Alors qu’aux stades précoces, le mélanome malin peut être guéri par l’exérèse chirurgicale, le pronostic est beaucoup plus péjoratif en présence de métastases avec une survie à 5 ans inférieure à 10 %.
Les possibilités thérapeutiques sont limitées. Parmi les agents proposés, l’interleukine 2 est associée à un taux de réponse globale de 13 à 16 %, 6 % des patients pouvant obtenir une réponse complète durable. La vaccination par le peptide gp100 :200-217(210M), conduit, quant à elle, à l’apparition dans la circulation d’un grand nombre de cellules T capables de reconnaître et de tuer les cellules de mélanome in vitro. Ceci laisse à penser que l’activation des cellules T par une cytokine, telle que l’interleukine 2 pourrait agir en synergie avec le vaccin. Un premier essai de phase 2 sur 31 malades a d’ailleurs montré que la vaccination suivie par l’administration de hautes doses d’interleukine 2 conduisait à un taux de réponses de 42 %, ce qui est bien plus important que ce qui est observé avec la cytokine seule. Ces différentes constatations ont incité une équipe américaine à entreprendre un essai randomisé de phase 3 pour comparer les effets de l’administration d’interleukine 2 seule ou associée au vaccin.
Médiane de survie : 17,8 mois contre 11,1
Cent quatre vingt cinq patients recrutés dans 21 centres ont été inclus dans cette étude entre le 6 juin 2000 et le 6 novembre 2007 sur les critères suivants : mélanome cutané de stade IV ou de stade III localement avancé, absence de métastases cérébrales, expression d’HLA*A0201 (nécessaire à la présentation du peptide vaccinal aux cellules T), état général suffisamment satisfaisant pour recevoir des doses élevées d’interleukine 2 (absence d’affections cardiaques, pulmonaires ou rénales majeures).
Ils ont été randomisés en deux groupes : les uns (n = 94) ont reçu seulement de l’interleukine 2 (720 000 UI par kilo de poids corporel en bolus IV toutes les 8 heures avec un maximum de 12 doses par cycle, un cycle toutes les 3 semaines), les autres (n = 91) le vaccin gp100 :200-217(210M) en sous cutané un jour avant le début de l’administration d’interleukine 2 lors de chaque cycle. La réponse clinique était le critère principal de jugement, la toxicité et la survie sans progression les critères secondaires.
Les caractéristiques des patients des deux groupes étaient comparables, ceux du groupe vaccin étant toutefois un peu plus jeunes. Ils ont reçu globalement la même quantité d’interleukine par cycle. Chaque malade a eu 1 à 10 cycles d’interleukine 2 en fonction de la réponse clinique et de la tolérance et il y a eu au total 244 cycles dans le groupe interleukine seule et 286 dans le groupe vaccin-interleukine.
Le taux de réponse clinique évalué en aveugle par l’imagerie a été significativement meilleur dans le groupe ayant reçu le vaccin (16 % vs 6 % p = 0,03) et la survie sans progression a été plus longue (2,2 mois, IC 95 % 1,7 à 3,9, vs 1,6 mois, IC 95 % 1,5 à 1,8 ; p = 0,008). La médiane de survie globale a été également plus importante dans le groupe vaccination-interleukine 2 : 17,8 mois (IC 95 % 11,9 à 25,8) vs 11,1 mois (IC 95 % 8,7 à 16,3 ; p = 0,06). La médiane de suivi pour les survivants est de 41,5 mois.
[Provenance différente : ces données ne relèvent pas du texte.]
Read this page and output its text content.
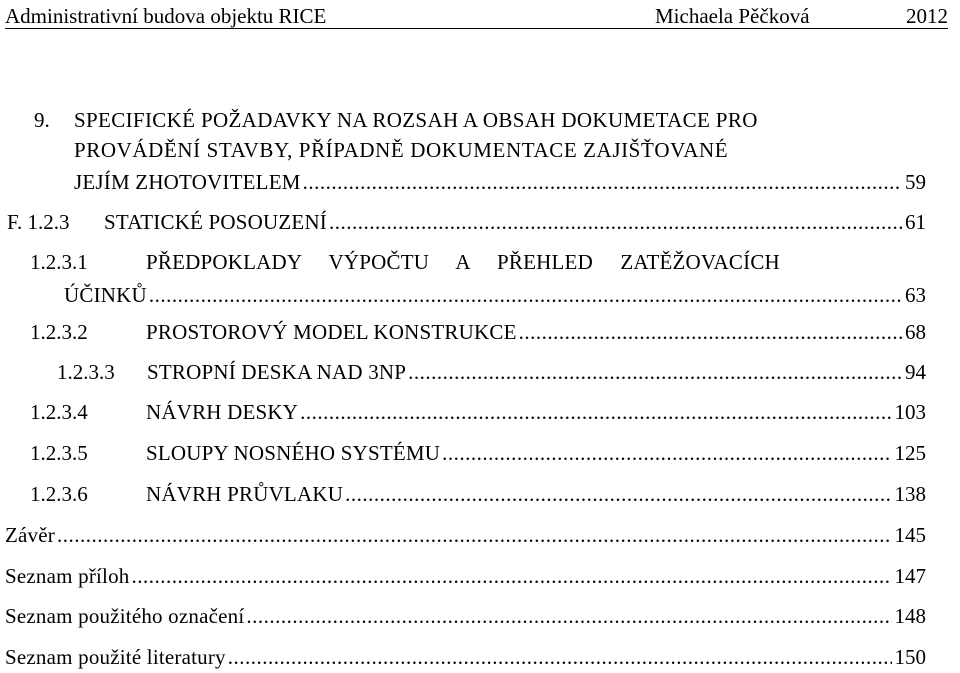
Administrativní budova objektu RICE	Michaela Pěčková	2012
9. SPECIFICKÉ POŽADAVKY NA ROZSAH A OBSAH DOKUMETACE PRO
PROVÁDĚNÍ STAVBY, PŘÍPADNĚ DOKUMENTACE ZAJIŠŤOVANÉ
JEJÍM ZHOTOVITELEM .....	59
F. 1.2.3	STATICKÉ POSOUZENÍ .....	61
1.2.3.1	PŘEDPOKLADY VÝPOČTU A PŘEHLED ZATĚŽOVACÍCH
ÚČINKŮ .....	63
1.2.3.2	PROSTOROVÝ MODEL KONSTRUKCE .....	68
1.2.3.3	STROPNÍ DESKA NAD 3NP .....	94
1.2.3.4	NÁVRH DESKY .....	103
1.2.3.5	SLOUPY NOSNÉHO SYSTÉMU .....	125
1.2.3.6	NÁVRH PRŮVLAKU .....	138
Závěr .....	145
Seznam příloh .....	147
Seznam použitého označení .....	148
Seznam použité literatury .....	150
Les effets secondaires ont été ceux attendus avec de hautes doses d’interleukine 2 avec toutefois davantage d’arythmies, d’anomalies biologiques et de complications neurologiques dans le groupe vaccin, sans doute du fait du plus grand nombre de cycles reçus. A nombre de cycles égal, seules les arythmies sont plus fréquentes dans le groupe vaccin.
Les résultats de cette étude montrent donc qu’il est possible de potentialiser l’effet d’un traitement par cytokine à l’aide d’un vaccin et mettent ainsi en exergue l’intérêt des associations d’agents immunologiques dans le traitement des cancers métastasés.